Des familles contraintes de fouiller dans les poubelles
Pour bénéficier de l’aide des Anges de la rue, pas besoin de justificatifs, comme le demandent les services sociaux. Le bouche-à-oreille et les rencontres faites au hasard, la confiance, sont le mode de fonctionnement de ces Anges. «Les familles dont on s’occupe nous signalent d’autres familles dans le besoin. Nous avons aussi apporté notre aide à des familles que nous avons vues fouiller dans les poubelles. Ces personnes m’ont montré où elles vivaient et c’est catastrophique… Lorsqu’on voit ça – des matelas par terre pour dormir, des cuisines vides –, je ne crois pas qu’on ait besoin de demander un quelconque justificatif de revenu. On ne donne pas aux gens qui ont une Mercedes devant la porte et qui sont couverts de dettes. On sait repérer les abus!»
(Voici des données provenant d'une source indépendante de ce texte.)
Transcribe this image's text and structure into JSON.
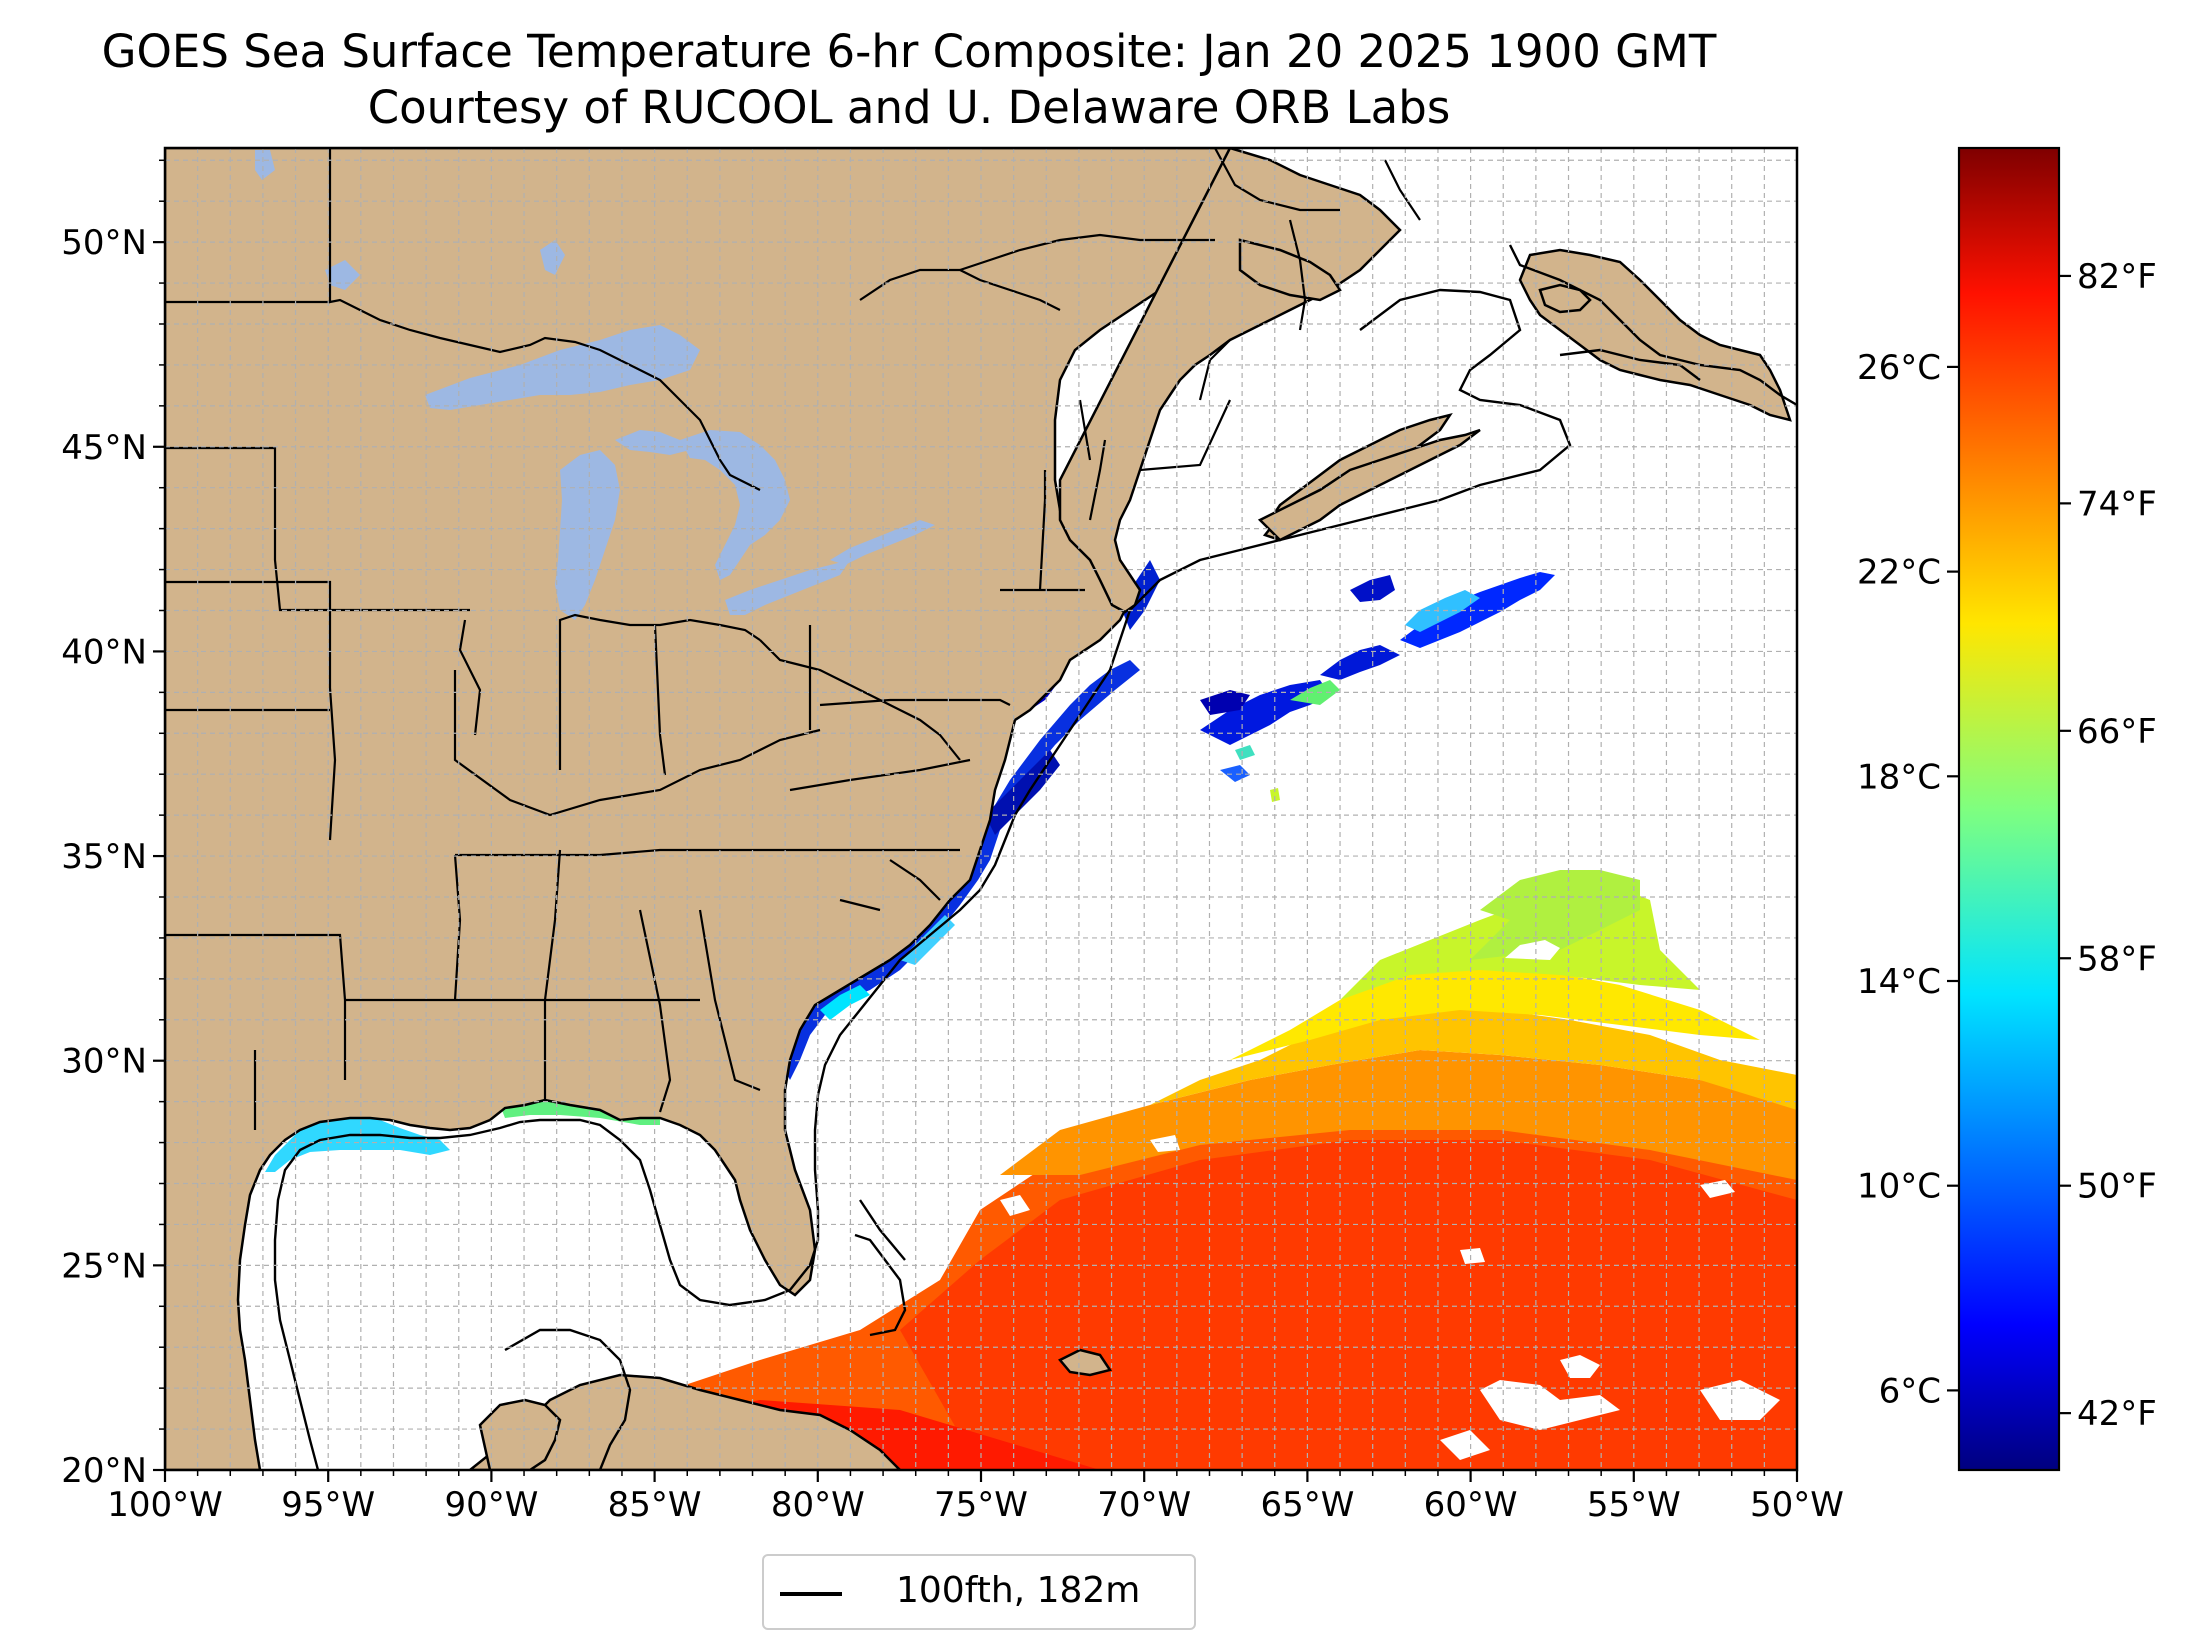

Si rien n’est pour l’instant prévu pour le jour même de Noël, Luc Lauer et ses camarades restent sur le pied de guerre, toujours prêts à rendre service. «Si des boulangeries nous appellent par exemple, nous irons faire une distribution. Et mon téléphone reste également toujours allumé. La misère ne connaît pas les jours fériés.»
Tatiana Salvan
Aide aux sans domicile fixe
Après deux ans sur le terrain, les Anges de la rue ont cessé la distribution de nourriture directe aux sans domicile fixe à Bonnevoie, la faute aux trop nombreuses insultes et menaces (verbales et au couteau) auxquelles l’équipe a dû faire face et aux incessantes bagarres. «Nous exigions que les personnes mangent sur place et n’emportent pas les sandwiches avec elles. Cela déplaisait à certains. Nous effectuions cette tournée sans protection et avons dû appeler la police une trentaine de fois», déplore Luc Lauer, qui a déchanté depuis notre dernier reportage. Du coup, les Anges apportent les invendus des boulangeries au bistrot social «Le Courage», où «passent en moyenne entre 120 et 150 personnes par jour». «Ils se chargent de la distribution directe pour nous car ils disposent d’un service de sécurité. Nous travaillons aussi, entre autres, avec Médecins du monde et le presbytère de Bonnevoie, quand nous recevons des vêtements ou des couvertures par exemple. Nous n’avons pas complètement coupé le projet auprès des sans-abri, mais nous l’avons adapté.»